Эскадра, развив хорошую скорость, к двум часам ночи вышла к большому минному полю, перегораживающему самую узкую часть Финского залива. И здесь почти на траверзе Таллина раздались первые взрывы.
Чтобы запись была предельно точной, я заглянул в черновые заметки Панцирного, сделанные им карандашом. Блокнотные листки подмокли, цифры и слова расплылись. Как я ни всматривался — ничего разглядеть не мог. Попросил Панцирного расшифровать сокращения. Он согласился, но сам задумывался над каждой строчкой.
— Понимаете, сильно качало и окатывало. Перчатки намокли. Пальцы застыли… с трудом держал карандаш, — оправдывался лейтенант. — Пошло уже третье декабря. Ровно в два часа десять минут раздался взрыв по левому борту теплохода. Взрыв сильный, подбросило даже наш катер, хотя мы шли стороной метрах в шестидесяти. Но теплоход двигался с прежней скоростью. «Значит, машины не повредило», — подумал я. Через десять минут новый взрыв, уже по правому борту. У теплохода заклинило руль. Вижу — разворачивается прямо на меня, словно уступая путь позади идущим. Я тоже отошел влево. Жду, что будет дальше. Слышу, загремела якорь — цепь теплохода.
Миноносец «Славный» обошел нас справа и вскоре застопорил ход. Остановился и концевой тральщик. А корабли, которые были впереди нас, продолжали двигаться. Вскоре они скрылись.
В половине третьего я записал, что ветер усилился до семи баллов. Видимость еще больше ухудшилась. Якорь теплохода, наверно, оторвался. Корабль развернуло почти на обратный курс и ветром сносило на зюйд — ост.
Я все время находился по левому борту, нес охранение. Взрывы, конечно, привлекли внимание противника. С берега принялись стрелять дальнобойные пушки, стремясь нащупать нас. Снаряды рвались с недолетом.
Ровно в три часа под кормой теплохода раздался новый взрыв. Пассажиры, требуя, чтобы их сняли с подбитого судна, принялись палить в воздух из автоматов и винтовок трассирующими пулями. Они не понимали, что помогают артиллеристам противника пристреляться.
Два быстроходных тральщика протралили на минном поле коридор к миноносцу. «Славный» задним ходом стал подходить к теплоходу. Он почти приблизился вплотную, осталось только подать буксирный конец… и в эту минуту в теплоход угодил крупнокалиберный снаряд. На полубаке во все стороны полетели красные и зеленые огни.
Миноносец, опасаясь нового попадания, быстро отошел на старое место и бросил якорь.
К «Славному» попытался было подойти один из вернувшихся МО, но командир миноносца, приняв его за торпедный катер противника, приказал открыть огонь.
С первого же залпа катер был накрыт. Он разлетелся в щепки. Тральщик подобрал только двенадцать человек из всей команды.

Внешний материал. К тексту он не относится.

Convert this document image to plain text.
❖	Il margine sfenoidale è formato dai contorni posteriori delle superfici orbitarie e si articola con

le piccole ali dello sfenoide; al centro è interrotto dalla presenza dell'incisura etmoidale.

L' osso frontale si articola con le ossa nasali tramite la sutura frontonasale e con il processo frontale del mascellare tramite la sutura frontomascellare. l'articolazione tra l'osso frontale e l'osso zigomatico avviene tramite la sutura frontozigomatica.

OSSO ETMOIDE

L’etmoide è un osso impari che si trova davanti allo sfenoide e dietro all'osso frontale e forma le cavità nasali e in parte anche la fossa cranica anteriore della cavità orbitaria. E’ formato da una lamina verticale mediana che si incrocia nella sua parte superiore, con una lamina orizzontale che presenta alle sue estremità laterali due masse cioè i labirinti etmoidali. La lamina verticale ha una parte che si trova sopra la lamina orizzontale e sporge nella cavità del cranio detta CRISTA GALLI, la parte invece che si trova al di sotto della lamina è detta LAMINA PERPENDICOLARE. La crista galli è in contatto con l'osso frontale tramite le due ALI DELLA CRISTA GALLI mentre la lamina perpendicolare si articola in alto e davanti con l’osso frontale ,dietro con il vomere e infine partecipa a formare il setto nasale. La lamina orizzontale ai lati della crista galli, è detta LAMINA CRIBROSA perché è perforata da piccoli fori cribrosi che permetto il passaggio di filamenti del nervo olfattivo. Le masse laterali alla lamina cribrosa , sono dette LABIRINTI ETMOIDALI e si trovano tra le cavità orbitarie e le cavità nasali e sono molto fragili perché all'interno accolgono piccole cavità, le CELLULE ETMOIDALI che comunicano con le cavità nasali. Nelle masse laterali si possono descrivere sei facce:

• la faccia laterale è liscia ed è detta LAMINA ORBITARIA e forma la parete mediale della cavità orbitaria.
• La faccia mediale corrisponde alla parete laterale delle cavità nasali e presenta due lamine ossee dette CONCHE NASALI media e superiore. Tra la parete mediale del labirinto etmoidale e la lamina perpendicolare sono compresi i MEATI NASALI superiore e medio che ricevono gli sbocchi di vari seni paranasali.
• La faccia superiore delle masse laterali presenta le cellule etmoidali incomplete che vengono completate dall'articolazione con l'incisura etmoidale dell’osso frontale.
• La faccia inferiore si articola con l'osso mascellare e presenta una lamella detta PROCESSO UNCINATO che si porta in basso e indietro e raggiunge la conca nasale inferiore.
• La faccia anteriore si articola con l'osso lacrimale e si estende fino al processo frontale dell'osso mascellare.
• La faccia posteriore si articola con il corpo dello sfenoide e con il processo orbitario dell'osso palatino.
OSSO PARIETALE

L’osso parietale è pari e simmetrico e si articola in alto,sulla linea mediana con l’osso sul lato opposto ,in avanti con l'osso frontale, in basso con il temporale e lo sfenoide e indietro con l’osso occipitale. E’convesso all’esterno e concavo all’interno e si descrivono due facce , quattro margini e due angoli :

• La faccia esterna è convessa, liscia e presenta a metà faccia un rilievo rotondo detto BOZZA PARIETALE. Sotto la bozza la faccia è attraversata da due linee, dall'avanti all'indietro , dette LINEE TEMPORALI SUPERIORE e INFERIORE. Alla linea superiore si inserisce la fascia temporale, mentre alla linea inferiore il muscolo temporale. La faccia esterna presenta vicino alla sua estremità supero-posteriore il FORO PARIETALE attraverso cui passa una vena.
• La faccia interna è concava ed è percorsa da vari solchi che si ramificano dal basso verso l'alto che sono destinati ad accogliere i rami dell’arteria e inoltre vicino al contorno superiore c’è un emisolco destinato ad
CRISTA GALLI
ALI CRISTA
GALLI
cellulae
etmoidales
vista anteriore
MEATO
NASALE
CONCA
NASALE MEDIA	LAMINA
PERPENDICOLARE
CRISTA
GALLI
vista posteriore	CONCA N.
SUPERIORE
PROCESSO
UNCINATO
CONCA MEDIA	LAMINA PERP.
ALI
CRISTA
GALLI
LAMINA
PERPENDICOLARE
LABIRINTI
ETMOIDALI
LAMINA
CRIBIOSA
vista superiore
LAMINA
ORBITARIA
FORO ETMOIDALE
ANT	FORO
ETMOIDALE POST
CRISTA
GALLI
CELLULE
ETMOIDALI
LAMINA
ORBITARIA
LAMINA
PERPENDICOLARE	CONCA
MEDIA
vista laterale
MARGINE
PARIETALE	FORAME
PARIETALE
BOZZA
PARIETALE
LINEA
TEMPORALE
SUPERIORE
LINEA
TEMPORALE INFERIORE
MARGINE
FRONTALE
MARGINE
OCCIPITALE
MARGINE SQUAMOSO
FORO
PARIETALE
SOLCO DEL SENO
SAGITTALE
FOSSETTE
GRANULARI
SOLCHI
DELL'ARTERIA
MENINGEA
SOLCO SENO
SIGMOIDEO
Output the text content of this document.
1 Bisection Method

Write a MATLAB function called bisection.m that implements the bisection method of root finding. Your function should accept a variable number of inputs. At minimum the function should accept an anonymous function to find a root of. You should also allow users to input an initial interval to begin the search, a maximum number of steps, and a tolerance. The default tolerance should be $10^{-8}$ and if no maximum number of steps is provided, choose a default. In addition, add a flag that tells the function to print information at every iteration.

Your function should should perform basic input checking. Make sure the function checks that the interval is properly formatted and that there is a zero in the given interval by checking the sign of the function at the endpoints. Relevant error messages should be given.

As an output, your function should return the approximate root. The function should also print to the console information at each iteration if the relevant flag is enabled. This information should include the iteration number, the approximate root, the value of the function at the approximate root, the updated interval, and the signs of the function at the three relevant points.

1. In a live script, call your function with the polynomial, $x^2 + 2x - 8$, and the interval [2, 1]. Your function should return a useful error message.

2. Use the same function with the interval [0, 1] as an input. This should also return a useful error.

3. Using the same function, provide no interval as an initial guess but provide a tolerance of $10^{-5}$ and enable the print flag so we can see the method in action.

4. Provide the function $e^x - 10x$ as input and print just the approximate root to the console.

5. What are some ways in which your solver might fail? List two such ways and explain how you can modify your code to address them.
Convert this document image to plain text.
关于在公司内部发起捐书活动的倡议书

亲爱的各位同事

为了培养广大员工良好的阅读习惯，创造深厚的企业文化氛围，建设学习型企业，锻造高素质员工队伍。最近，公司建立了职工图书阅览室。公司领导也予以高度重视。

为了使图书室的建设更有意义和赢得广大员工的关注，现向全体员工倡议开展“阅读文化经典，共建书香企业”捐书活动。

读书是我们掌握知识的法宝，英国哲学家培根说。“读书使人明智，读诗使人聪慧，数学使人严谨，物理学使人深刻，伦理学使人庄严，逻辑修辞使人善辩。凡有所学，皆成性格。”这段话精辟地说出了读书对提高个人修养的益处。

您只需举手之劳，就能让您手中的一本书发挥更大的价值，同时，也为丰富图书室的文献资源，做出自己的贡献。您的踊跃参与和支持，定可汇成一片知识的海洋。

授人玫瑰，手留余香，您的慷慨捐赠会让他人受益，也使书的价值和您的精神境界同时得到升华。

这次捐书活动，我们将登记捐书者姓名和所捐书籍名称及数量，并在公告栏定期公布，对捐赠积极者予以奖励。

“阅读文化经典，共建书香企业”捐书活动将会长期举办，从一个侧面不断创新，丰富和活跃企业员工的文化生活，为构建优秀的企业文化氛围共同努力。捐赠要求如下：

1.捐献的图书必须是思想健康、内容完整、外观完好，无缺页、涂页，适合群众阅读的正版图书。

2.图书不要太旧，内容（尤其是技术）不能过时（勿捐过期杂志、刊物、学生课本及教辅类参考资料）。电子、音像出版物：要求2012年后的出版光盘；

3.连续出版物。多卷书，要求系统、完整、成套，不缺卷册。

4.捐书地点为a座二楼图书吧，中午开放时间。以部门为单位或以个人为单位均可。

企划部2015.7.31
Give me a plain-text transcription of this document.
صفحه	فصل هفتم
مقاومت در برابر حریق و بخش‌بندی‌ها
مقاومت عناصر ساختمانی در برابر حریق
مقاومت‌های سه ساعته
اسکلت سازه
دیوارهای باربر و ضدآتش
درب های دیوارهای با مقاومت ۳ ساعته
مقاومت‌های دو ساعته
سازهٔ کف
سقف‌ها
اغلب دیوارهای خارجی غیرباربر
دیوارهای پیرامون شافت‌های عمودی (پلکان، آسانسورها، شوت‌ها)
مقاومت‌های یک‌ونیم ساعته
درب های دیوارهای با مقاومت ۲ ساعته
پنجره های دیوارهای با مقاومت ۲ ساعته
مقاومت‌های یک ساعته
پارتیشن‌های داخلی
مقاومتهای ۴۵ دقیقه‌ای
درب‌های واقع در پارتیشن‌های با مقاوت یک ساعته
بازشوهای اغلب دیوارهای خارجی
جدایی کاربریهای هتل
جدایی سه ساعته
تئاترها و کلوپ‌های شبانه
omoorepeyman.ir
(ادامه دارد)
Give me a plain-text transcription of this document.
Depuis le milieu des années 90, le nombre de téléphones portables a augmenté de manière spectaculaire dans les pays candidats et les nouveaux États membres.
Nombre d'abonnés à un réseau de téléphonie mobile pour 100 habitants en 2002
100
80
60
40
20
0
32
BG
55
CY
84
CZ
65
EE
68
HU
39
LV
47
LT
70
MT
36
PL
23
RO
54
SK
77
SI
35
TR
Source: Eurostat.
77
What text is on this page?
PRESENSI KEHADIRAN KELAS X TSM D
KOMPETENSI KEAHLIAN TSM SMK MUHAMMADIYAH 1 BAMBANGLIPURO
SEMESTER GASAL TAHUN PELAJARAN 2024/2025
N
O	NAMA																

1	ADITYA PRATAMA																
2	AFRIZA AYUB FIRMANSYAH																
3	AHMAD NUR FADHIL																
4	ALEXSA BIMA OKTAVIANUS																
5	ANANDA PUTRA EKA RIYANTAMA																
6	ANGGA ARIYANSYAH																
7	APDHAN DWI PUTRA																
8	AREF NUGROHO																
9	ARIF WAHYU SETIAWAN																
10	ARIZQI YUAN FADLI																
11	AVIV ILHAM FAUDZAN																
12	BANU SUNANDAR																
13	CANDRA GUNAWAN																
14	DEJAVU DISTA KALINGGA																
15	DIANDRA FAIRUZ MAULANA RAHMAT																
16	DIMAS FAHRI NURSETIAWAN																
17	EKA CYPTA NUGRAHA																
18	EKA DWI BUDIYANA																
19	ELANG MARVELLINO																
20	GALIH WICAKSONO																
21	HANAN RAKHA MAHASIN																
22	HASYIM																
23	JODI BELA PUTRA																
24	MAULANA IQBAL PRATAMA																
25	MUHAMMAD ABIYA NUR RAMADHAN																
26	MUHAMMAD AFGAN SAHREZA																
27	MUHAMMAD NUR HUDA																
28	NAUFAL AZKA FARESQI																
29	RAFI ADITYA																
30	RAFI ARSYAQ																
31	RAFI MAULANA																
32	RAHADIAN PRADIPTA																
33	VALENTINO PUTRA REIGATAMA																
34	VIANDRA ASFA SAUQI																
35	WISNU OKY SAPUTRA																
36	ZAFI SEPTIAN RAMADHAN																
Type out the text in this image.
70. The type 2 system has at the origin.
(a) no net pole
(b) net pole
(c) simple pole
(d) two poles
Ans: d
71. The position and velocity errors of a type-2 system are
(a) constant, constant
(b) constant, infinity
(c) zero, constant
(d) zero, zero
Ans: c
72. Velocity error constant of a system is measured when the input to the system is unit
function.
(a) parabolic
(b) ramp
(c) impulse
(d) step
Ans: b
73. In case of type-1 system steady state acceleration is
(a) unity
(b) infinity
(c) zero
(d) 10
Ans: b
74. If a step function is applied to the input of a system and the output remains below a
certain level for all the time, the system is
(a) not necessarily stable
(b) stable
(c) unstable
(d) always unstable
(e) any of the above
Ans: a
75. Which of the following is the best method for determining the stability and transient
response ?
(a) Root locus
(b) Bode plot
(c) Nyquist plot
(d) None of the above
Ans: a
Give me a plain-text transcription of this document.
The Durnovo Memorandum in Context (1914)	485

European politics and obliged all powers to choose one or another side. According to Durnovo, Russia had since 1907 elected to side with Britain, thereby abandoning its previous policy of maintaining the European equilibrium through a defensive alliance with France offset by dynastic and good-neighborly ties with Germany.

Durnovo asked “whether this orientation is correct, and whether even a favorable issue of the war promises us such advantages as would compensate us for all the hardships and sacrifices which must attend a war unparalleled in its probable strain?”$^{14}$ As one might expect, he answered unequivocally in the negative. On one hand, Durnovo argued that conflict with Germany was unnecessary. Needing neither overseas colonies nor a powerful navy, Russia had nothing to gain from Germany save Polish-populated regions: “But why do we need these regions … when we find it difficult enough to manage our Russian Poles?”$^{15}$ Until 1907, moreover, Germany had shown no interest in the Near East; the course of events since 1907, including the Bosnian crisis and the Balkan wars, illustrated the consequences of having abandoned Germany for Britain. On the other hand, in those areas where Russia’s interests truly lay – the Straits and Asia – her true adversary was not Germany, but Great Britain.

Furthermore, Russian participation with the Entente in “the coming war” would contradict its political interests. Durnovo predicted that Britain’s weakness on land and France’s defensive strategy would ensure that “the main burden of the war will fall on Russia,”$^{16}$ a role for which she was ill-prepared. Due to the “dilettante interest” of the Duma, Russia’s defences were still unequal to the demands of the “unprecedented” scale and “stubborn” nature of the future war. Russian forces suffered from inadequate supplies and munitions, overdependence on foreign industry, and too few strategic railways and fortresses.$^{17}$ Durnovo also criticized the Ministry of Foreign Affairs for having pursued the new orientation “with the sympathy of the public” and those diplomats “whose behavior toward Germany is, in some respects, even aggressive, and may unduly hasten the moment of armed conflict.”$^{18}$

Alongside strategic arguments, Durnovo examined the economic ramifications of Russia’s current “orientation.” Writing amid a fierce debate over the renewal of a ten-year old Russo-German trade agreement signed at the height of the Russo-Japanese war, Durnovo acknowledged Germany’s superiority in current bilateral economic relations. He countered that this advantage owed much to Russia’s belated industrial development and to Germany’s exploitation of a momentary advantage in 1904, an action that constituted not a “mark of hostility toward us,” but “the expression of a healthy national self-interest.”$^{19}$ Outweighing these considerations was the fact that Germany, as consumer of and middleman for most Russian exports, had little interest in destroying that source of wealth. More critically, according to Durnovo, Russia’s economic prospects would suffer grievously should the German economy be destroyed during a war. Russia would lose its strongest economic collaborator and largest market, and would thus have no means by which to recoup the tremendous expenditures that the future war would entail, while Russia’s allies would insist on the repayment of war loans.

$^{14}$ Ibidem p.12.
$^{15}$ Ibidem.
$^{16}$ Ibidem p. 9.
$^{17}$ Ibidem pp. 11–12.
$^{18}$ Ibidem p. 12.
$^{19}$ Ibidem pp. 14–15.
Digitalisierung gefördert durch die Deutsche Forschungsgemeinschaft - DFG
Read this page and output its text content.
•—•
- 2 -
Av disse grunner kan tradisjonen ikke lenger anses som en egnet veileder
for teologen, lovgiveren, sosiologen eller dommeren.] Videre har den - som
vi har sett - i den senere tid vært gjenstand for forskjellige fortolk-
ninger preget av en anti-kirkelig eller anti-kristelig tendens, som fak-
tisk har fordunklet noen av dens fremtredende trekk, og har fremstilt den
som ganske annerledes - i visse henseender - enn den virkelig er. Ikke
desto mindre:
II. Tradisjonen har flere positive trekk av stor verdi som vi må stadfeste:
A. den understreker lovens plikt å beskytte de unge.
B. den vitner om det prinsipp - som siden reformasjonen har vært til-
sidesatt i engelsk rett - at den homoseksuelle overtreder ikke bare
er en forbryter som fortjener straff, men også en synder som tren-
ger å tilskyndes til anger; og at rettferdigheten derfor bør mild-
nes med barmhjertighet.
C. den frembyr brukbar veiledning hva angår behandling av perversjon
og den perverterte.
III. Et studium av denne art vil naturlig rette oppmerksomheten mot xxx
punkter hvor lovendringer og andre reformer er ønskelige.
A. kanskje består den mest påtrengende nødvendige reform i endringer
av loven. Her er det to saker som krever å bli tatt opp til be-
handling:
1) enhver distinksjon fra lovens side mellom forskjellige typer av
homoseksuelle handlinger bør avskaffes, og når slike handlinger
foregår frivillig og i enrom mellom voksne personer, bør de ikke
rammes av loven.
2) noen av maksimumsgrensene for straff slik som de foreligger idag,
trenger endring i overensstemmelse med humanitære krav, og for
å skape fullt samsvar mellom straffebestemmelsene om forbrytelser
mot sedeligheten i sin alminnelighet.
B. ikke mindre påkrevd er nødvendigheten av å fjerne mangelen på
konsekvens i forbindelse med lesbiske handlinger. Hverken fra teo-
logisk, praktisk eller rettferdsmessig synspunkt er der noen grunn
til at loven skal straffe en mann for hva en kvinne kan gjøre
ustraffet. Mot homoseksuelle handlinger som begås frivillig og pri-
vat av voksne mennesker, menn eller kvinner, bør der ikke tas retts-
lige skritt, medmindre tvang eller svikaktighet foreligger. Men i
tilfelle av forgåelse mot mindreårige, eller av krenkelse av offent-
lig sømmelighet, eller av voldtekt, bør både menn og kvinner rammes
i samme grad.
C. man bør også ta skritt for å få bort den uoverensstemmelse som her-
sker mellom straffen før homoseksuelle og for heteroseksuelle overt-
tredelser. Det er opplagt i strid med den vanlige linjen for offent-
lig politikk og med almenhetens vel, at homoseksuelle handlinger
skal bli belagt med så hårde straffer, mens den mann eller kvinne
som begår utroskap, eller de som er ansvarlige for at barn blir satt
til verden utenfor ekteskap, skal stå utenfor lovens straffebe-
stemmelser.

Теплоход с сильным дифферентом на нос продолжал дрейфовать на минном поле. Его полубак был на уровне моря. Волны перекатывались по палубе. Стало ясно: таким притопленным миноносец не сможет его буксировать. Надо спасать людей. Я решил приблизиться.
Вокруг теплохода сновали тральщики и катера. Они, как и я, подходили к нему, пытаясь снять людей. Но делать это было трудно. Стоило подойти к борту, как обезумевшие пассажиры сверху сыпались на палубу. За одну минуту у меня очутилось человек сорок. Пришлось отойти.
В темноте я наткнулся на какие-то плавающие обломки, за которые держались люди. Даю приказание: «Подобрать тонущих!»
Вытаскивать полуживых людей из воды в штормовую погоду очень трудно. На обледенелой палубе ноги скользят. Катер то вздымается вверх, то летит вниз. Но мои ребята наловчились крюками подцеплять за одежду плавающих и, уловив момент, втягивать на катер.
Мы спасли еще человек десять, разместили их в кубриках и в машинном отсеке, где было жарко.
Тут ко мне приблизился МО-106. Капитан третьего ранга Капралов в мегафон спросил, сколько мы подобрали. Узнав, что мне некуда девать спасенных, он приказал идти к миноносцу.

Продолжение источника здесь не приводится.